Design: Adolescents and adults (N = 160) with mild-to-moderate asthma received salmeterol (10.5, 21, 42, or 84 micrograms) or placebo by metered-dose inhaler twice daily for 1 week. Twelve-hour serial spirometry measurements were performed on the first and last days of treatment, and patients recorded their peak expiratory flow (PEF) twice daily on diary cards.
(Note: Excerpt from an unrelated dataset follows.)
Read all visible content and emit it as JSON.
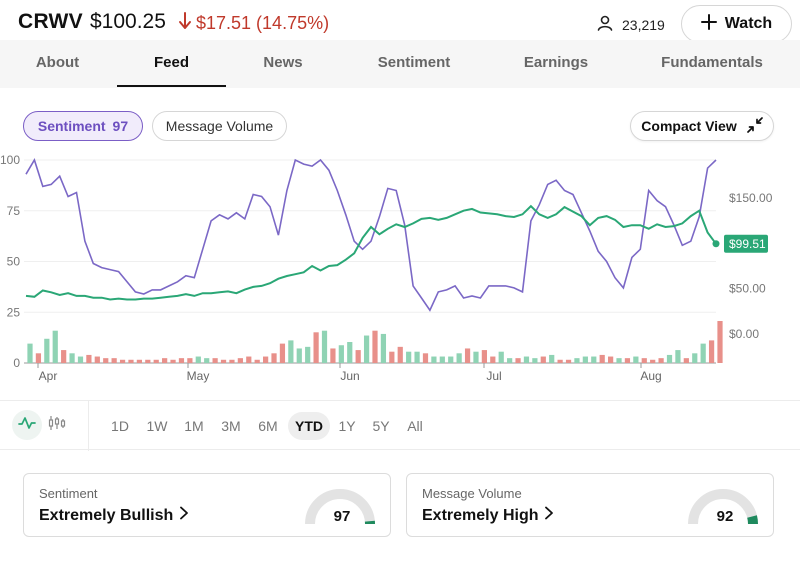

Results: On day 1, salmeterol produced greater bronchodilation than placebo (p = 0.001), and both the 42-micrograms and 84-micrograms doses of salmeterol were significantly more effective in improving FEV1 responses than the two lower doses of salmeterol (p < 0.05). After 1 week of treatment, all but the 21-micrograms dose of salmeterol remained statistically superior to placebo (p < 0.01), but significant differences between salmeterol doses were no longer evident, despite an apparent dose-response effect. Only the 42-micrograms and 84-micrograms doses of salmeterol sustained bronchodilation for 12 h in the majority of patients at both treatment days. The degree of improvement in morning and evening PEF was also found to be dose related. There was no significant difference among treatment groups in the overall incidence of adverse events; however, pharmacologically predictable events (eg, tremor) occurred significantly more often with salmeterol, 84 micrograms.
Conclusions: Salmeterol, 42 micrograms, was similar in efficacy to 84 micrograms but was associated with a lower incidence of adverse events. Salmeterol, 42 micrograms twice daily, is a safe and effective dosage for patients with mild-to-moderate asthma who are persistently symptomatic and require maintenance bronchodilator therapy.